BİSMİLLAHİRRAHMANİRRAHİM
Kimileri Hristiyanlık'taki "sağ yanağına vurana solunu çevir" şeklindeki hiç bir Hristiyan'ın uygulamadığı tavsiyeyi bu dinin hoşgorüsü ve mensuplarının halim selimliğiyle izah etmeye kalkmaktadır ancak hakikate baktığımzda Hıristiyanlığın dünya insanlık tarihinde en fazla katliam ve vahşet uygulamış toplulukların dini olduğunu görüyoruz. Yani sağ yanağına tokat atana hatta hiç atmayana atom bombasıyla karşılık vermek midir aslolan? Tarihteki ve günümüzdeki Hıristiyan toplulukalarını irdelediğimizde bu korkunç gerçekle karşılaşıyoruz. Şimdi bu katliam ve vahşetlerden bazılarını okuyalım;
İlk haçlı seferleri Papa ll. Urban'ın önderliğinde başladı, iki asra yakın süren haçlı seferlerinde milyonlarca insan katledildi. Sadece öldürülen Hıristiyanlar'ın sayısı iki milyonu geçiyordu. (OĞUZTÜRK,Fikret; Ortaçağ’ı Özledim, 1-2.Cilt,2.Baskı)
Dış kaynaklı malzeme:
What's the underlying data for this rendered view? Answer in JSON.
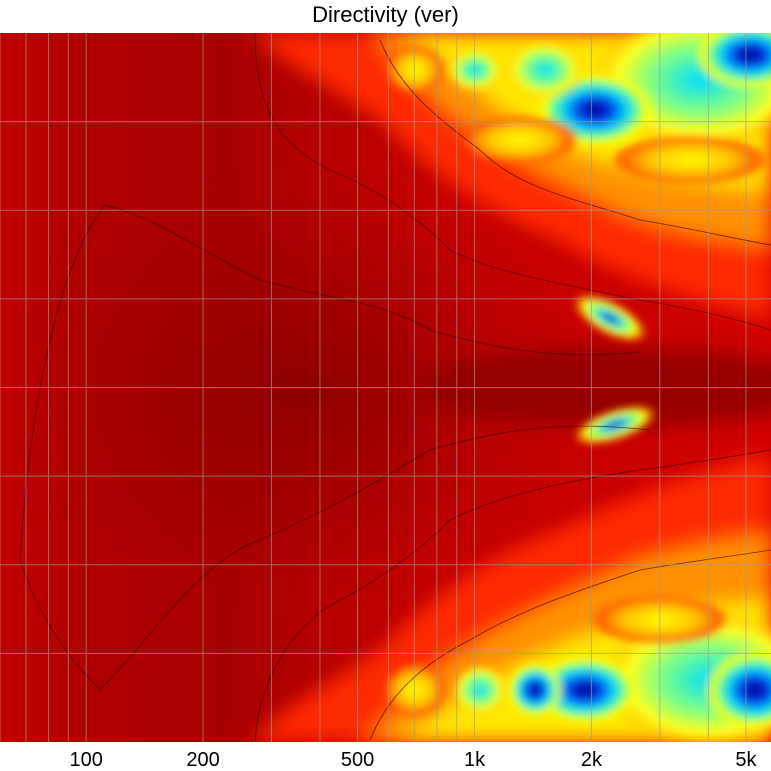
{
  "chart_data": {
    "type": "heatmap",
    "title": "Directivity (ver)",
    "xlabel": "",
    "ylabel": "",
    "x_scale": "log",
    "xlim": [
      60,
      5800
    ],
    "x_ticks": [
      {
        "value": 100,
        "label": "100"
      },
      {
        "value": 200,
        "label": "200"
      },
      {
        "value": 500,
        "label": "500"
      },
      {
        "value": 1000,
        "label": "1k"
      },
      {
        "value": 2000,
        "label": "2k"
      },
      {
        "value": 5000,
        "label": "5k"
      }
    ],
    "grid": true,
    "colormap": "jet (dark red = highest, dark blue = lowest)",
    "colors": {
      "high": "#a10000",
      "mid_high": "#ff2a00",
      "mid": "#ffff00",
      "mid_low": "#00e0e0",
      "low": "#0020c8",
      "contour": "#3a0000",
      "grid": "#9a9a9a"
    },
    "features": [
      {
        "description": "broad high-level region at low frequencies across all angles",
        "x_range": [
          60,
          500
        ],
        "level": "high"
      },
      {
        "description": "beam narrowing toward the axis above ~700 Hz",
        "x_range": [
          700,
          5800
        ],
        "level": "high-on-axis"
      },
      {
        "description": "nulls near 2k just above and below the axis",
        "x": 2300,
        "level": "low"
      },
      {
        "description": "low-level lobes at the top and bottom edges above ~1.5k",
        "x_range": [
          1500,
          5800
        ],
        "level": "low"
      }
    ]
  }
}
17 Temmuz 1203'te Ortodoks'ların hakimiyetindeki İstanbul'u elegeçiren Haçlılar, Kudüs'ü zaptettiklerinde yaptıkları korkunç katliama pek uygun düşen bir vahşetle yağmaladılar İstanbul'u. Onların çılgınlığından dehşete düşen olayın şahidi batılı yazarlar kaleme aldıkları eserlerde duydukları utancı açıkça belli etmişlerdir. İstanbul un tüm tarihi, dini ve sanatsal eserleri tahrip edilmiş, yakılıp yağmalanmıştır. Sokaklarda yere diz çöküp merhamet dileyen halkın üzerine atlarını süren Haçlılar kadın, yaşlı, çocuk demeden herkesi öldürüyor, fakirlerin evlerini bile talan ediyorlardı. Saraylılar, asiller hatta Rahibeler Haçlılar'ın tecavüzüne maruz kaldılar. (Diyanet ansiklopedisi c.14 s. 538)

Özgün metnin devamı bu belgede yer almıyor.